Rick Irwin, CEO, and Loriann Putzier, president and COO, started IntegraCare Corp. out of a desire to build something better.
The two were working together in the senior living community business, and found themselves having to ask more and more of employees, without enough owner/operator support for improvements. It was time for a fresh start.
“We found ourselves at a place where we couldn’t look at those folks and say work harder. They already worked ridiculously hard and made many personal sacrifices,” Putzier says. “We want to be with partners that want to be in this business and are committed to the longevity of what it is we do — and we did not have that.”
They knew they shared values and complementary skills: Putzier focuses on operations, human resources and leadership issues; Irwin handles the equity side, keeping up on industry trends and a vision for the product type.
“It’s sort of like mutually assured destruction. We both need each other to be successful,” Irwin says.
More than 15 years later, the two have 650 employees at 12 communities in Pennsylvania and Maryland. Each community can have anywhere from one to three levels of care — independent living, personal care/assisted living, and memory care or specially secured dementia units.

Finding extraordinary leaders

In a business where the ability to grow is tied directly to the people in the organization, the recruitment, retention and development of key positions is crucial.
At IntegraCare, that’s the executive director at the community level, who then recruits, retains and motivates the hourly team, the caregivers for the residents.
“This is an extremely challenging industry and it takes extraordinary people to lead it at the property level. And it is a lot easier to find the capital to build and develop these communities than it is to find the level of extraordinary people that we need to make and keep them successful,” Irwin says.
Putzier says their executive directors wear many hats.

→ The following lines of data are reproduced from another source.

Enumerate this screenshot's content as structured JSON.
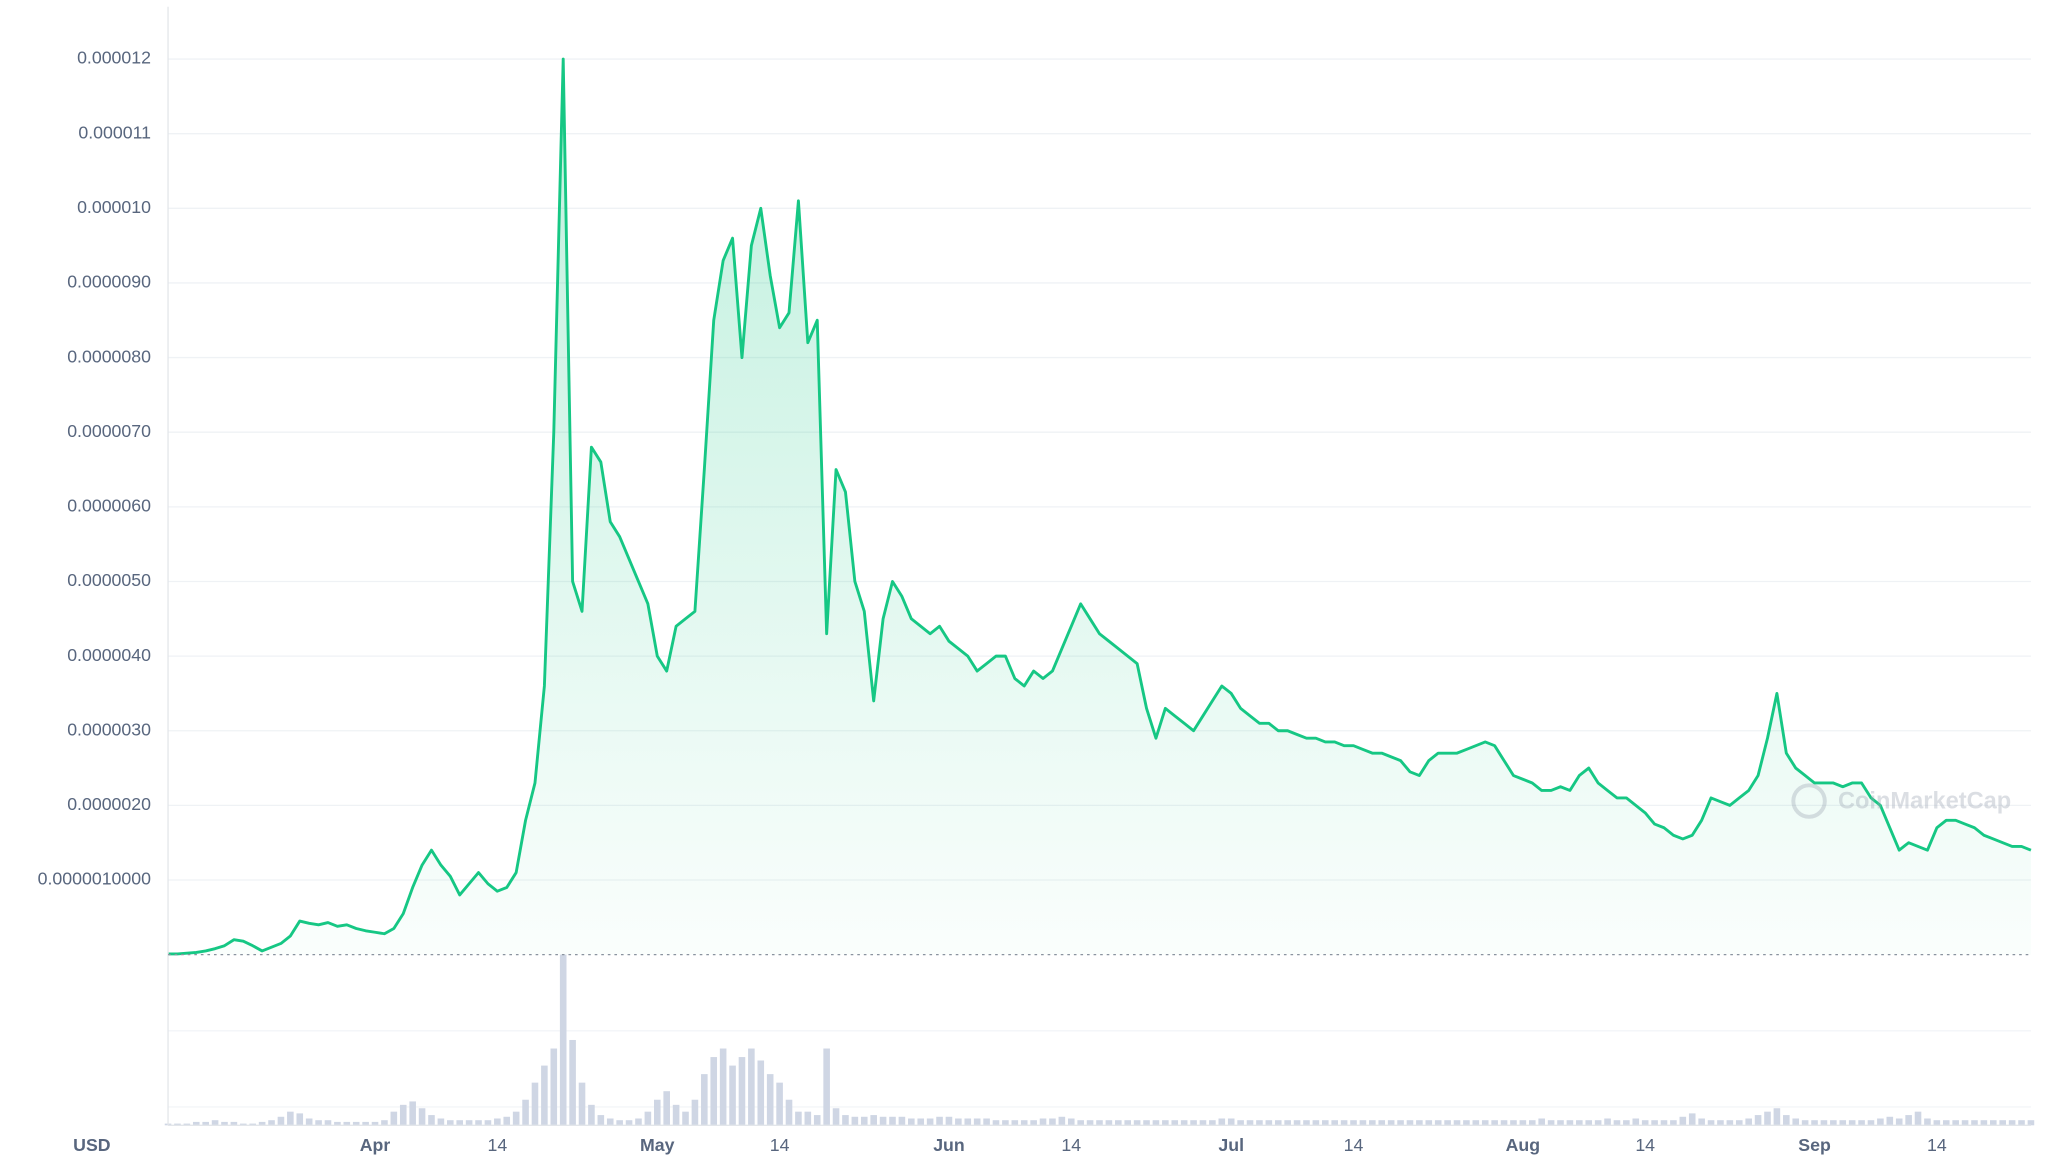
{
  "chart_data": {
    "type": "line",
    "y_axis_label": "USD",
    "watermark": "CoinMarketCap",
    "color": "#16c784",
    "volume_color": "#cfd6e4",
    "grid": true,
    "ylim": [
      0,
      1.27e-05
    ],
    "yticks": [
      {
        "value": 1e-06,
        "label": "0.0000010000"
      },
      {
        "value": 2e-06,
        "label": "0.0000020"
      },
      {
        "value": 3e-06,
        "label": "0.0000030"
      },
      {
        "value": 4e-06,
        "label": "0.0000040"
      },
      {
        "value": 5e-06,
        "label": "0.0000050"
      },
      {
        "value": 6e-06,
        "label": "0.0000060"
      },
      {
        "value": 7e-06,
        "label": "0.0000070"
      },
      {
        "value": 8e-06,
        "label": "0.0000080"
      },
      {
        "value": 9e-06,
        "label": "0.0000090"
      },
      {
        "value": 1e-05,
        "label": "0.000010"
      },
      {
        "value": 1.1e-05,
        "label": "0.000011"
      },
      {
        "value": 1.2e-05,
        "label": "0.000012"
      }
    ],
    "categories": [
      null,
      null,
      null,
      null,
      null,
      null,
      null,
      null,
      null,
      null,
      null,
      null,
      null,
      null,
      null,
      null,
      null,
      null,
      null,
      null,
      null,
      null,
      "Apr",
      null,
      null,
      null,
      null,
      null,
      null,
      null,
      null,
      null,
      null,
      null,
      null,
      "14",
      null,
      null,
      null,
      null,
      null,
      null,
      null,
      null,
      null,
      null,
      null,
      null,
      null,
      null,
      null,
      null,
      "May",
      null,
      null,
      null,
      null,
      null,
      null,
      null,
      null,
      null,
      null,
      null,
      null,
      "14",
      null,
      null,
      null,
      null,
      null,
      null,
      null,
      null,
      null,
      null,
      null,
      null,
      null,
      null,
      null,
      null,
      null,
      "Jun",
      null,
      null,
      null,
      null,
      null,
      null,
      null,
      null,
      null,
      null,
      null,
      null,
      "14",
      null,
      null,
      null,
      null,
      null,
      null,
      null,
      null,
      null,
      null,
      null,
      null,
      null,
      null,
      null,
      null,
      "Jul",
      null,
      null,
      null,
      null,
      null,
      null,
      null,
      null,
      null,
      null,
      null,
      null,
      "14",
      null,
      null,
      null,
      null,
      null,
      null,
      null,
      null,
      null,
      null,
      null,
      null,
      null,
      null,
      null,
      null,
      null,
      "Aug",
      null,
      null,
      null,
      null,
      null,
      null,
      null,
      null,
      null,
      null,
      null,
      null,
      "14",
      null,
      null,
      null,
      null,
      null,
      null,
      null,
      null,
      null,
      null,
      null,
      null,
      null,
      null,
      null,
      null,
      null,
      "Sep",
      null,
      null,
      null,
      null,
      null,
      null,
      null,
      null,
      null,
      null,
      null,
      null,
      "14",
      null,
      null,
      null,
      null,
      null,
      null,
      null,
      null,
      null,
      null
    ],
    "values": [
      1e-08,
      1e-08,
      2e-08,
      3e-08,
      5e-08,
      8e-08,
      1.2e-07,
      2e-07,
      1.8e-07,
      1.2e-07,
      5e-08,
      1e-07,
      1.5e-07,
      2.5e-07,
      4.5e-07,
      4.2e-07,
      4e-07,
      4.3e-07,
      3.8e-07,
      4e-07,
      3.5e-07,
      3.2e-07,
      3e-07,
      2.8e-07,
      3.5e-07,
      5.5e-07,
      9e-07,
      1.2e-06,
      1.4e-06,
      1.2e-06,
      1.05e-06,
      8e-07,
      9.5e-07,
      1.1e-06,
      9.5e-07,
      8.5e-07,
      9e-07,
      1.1e-06,
      1.8e-06,
      2.3e-06,
      3.6e-06,
      7e-06,
      1.2e-05,
      5e-06,
      4.6e-06,
      6.8e-06,
      6.6e-06,
      5.8e-06,
      5.6e-06,
      5.3e-06,
      5e-06,
      4.7e-06,
      4e-06,
      3.8e-06,
      4.4e-06,
      4.5e-06,
      4.6e-06,
      6.5e-06,
      8.5e-06,
      9.3e-06,
      9.6e-06,
      8e-06,
      9.5e-06,
      1e-05,
      9.1e-06,
      8.4e-06,
      8.6e-06,
      1.01e-05,
      8.2e-06,
      8.5e-06,
      4.3e-06,
      6.5e-06,
      6.2e-06,
      5e-06,
      4.6e-06,
      3.4e-06,
      4.5e-06,
      5e-06,
      4.8e-06,
      4.5e-06,
      4.4e-06,
      4.3e-06,
      4.4e-06,
      4.2e-06,
      4.1e-06,
      4e-06,
      3.8e-06,
      3.9e-06,
      4e-06,
      4e-06,
      3.7e-06,
      3.6e-06,
      3.8e-06,
      3.7e-06,
      3.8e-06,
      4.1e-06,
      4.4e-06,
      4.7e-06,
      4.5e-06,
      4.3e-06,
      4.2e-06,
      4.1e-06,
      4e-06,
      3.9e-06,
      3.3e-06,
      2.9e-06,
      3.3e-06,
      3.2e-06,
      3.1e-06,
      3e-06,
      3.2e-06,
      3.4e-06,
      3.6e-06,
      3.5e-06,
      3.3e-06,
      3.2e-06,
      3.1e-06,
      3.1e-06,
      3e-06,
      3e-06,
      2.95e-06,
      2.9e-06,
      2.9e-06,
      2.85e-06,
      2.85e-06,
      2.8e-06,
      2.8e-06,
      2.75e-06,
      2.7e-06,
      2.7e-06,
      2.65e-06,
      2.6e-06,
      2.45e-06,
      2.4e-06,
      2.6e-06,
      2.7e-06,
      2.7e-06,
      2.7e-06,
      2.75e-06,
      2.8e-06,
      2.85e-06,
      2.8e-06,
      2.6e-06,
      2.4e-06,
      2.35e-06,
      2.3e-06,
      2.2e-06,
      2.2e-06,
      2.25e-06,
      2.2e-06,
      2.4e-06,
      2.5e-06,
      2.3e-06,
      2.2e-06,
      2.1e-06,
      2.1e-06,
      2e-06,
      1.9e-06,
      1.75e-06,
      1.7e-06,
      1.6e-06,
      1.55e-06,
      1.6e-06,
      1.8e-06,
      2.1e-06,
      2.05e-06,
      2e-06,
      2.1e-06,
      2.2e-06,
      2.4e-06,
      2.9e-06,
      3.5e-06,
      2.7e-06,
      2.5e-06,
      2.4e-06,
      2.3e-06,
      2.3e-06,
      2.3e-06,
      2.25e-06,
      2.3e-06,
      2.3e-06,
      2.1e-06,
      2e-06,
      1.7e-06,
      1.4e-06,
      1.5e-06,
      1.45e-06,
      1.4e-06,
      1.7e-06,
      1.8e-06,
      1.8e-06,
      1.75e-06,
      1.7e-06,
      1.6e-06,
      1.55e-06,
      1.5e-06,
      1.45e-06,
      1.45e-06,
      1.4e-06
    ],
    "volume_lim": [
      0,
      100
    ],
    "volume": [
      1,
      1,
      1,
      2,
      2,
      3,
      2,
      2,
      1,
      1,
      2,
      3,
      5,
      8,
      7,
      4,
      3,
      3,
      2,
      2,
      2,
      2,
      2,
      3,
      8,
      12,
      14,
      10,
      6,
      4,
      3,
      3,
      3,
      3,
      3,
      4,
      5,
      8,
      15,
      25,
      35,
      45,
      100,
      50,
      25,
      12,
      6,
      4,
      3,
      3,
      4,
      8,
      15,
      20,
      12,
      8,
      15,
      30,
      40,
      45,
      35,
      40,
      45,
      38,
      30,
      25,
      15,
      8,
      8,
      6,
      45,
      10,
      6,
      5,
      5,
      6,
      5,
      5,
      5,
      4,
      4,
      4,
      5,
      5,
      4,
      4,
      4,
      4,
      3,
      3,
      3,
      3,
      3,
      4,
      4,
      5,
      4,
      3,
      3,
      3,
      3,
      3,
      3,
      3,
      3,
      3,
      3,
      3,
      3,
      3,
      3,
      3,
      4,
      4,
      3,
      3,
      3,
      3,
      3,
      3,
      3,
      3,
      3,
      3,
      3,
      3,
      3,
      3,
      3,
      3,
      3,
      3,
      3,
      3,
      3,
      3,
      3,
      3,
      3,
      3,
      3,
      3,
      3,
      3,
      3,
      3,
      4,
      3,
      3,
      3,
      3,
      3,
      3,
      4,
      3,
      3,
      4,
      3,
      3,
      3,
      3,
      5,
      7,
      4,
      3,
      3,
      3,
      3,
      4,
      6,
      8,
      10,
      6,
      4,
      3,
      3,
      3,
      3,
      3,
      3,
      3,
      3,
      4,
      5,
      4,
      6,
      8,
      4,
      3,
      3,
      3,
      3,
      3,
      3,
      3,
      3,
      3,
      3,
      3
    ]
  }
}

They encourage the hourly workers and deal with families who often haven’t reconciled with the situation and/or may have expectations that aren’t reflexive of the needs of the resident. In addition, they must keep regulatory bodies satisfied and run the business.
“It just is a lot of forces that are all very intense, all require the ability to step back, but you still have a great amount of work that has to be accomplished every day,” she says.
It requires a kind, patient, self-sacrificing person who puts in more than 40 hours and is called to make a difference in somebody’s life. That isn’t easy to find, Irwin says.
But what helps is that IntegraCare’s culture is firmly established and obvious, so new hires who don’t fit generally recognize it and move on by themselves, he says.
“Maybe that’s one of the things we’re most proud of — is that so many of our leaders and team members share the same values,” Irwin says.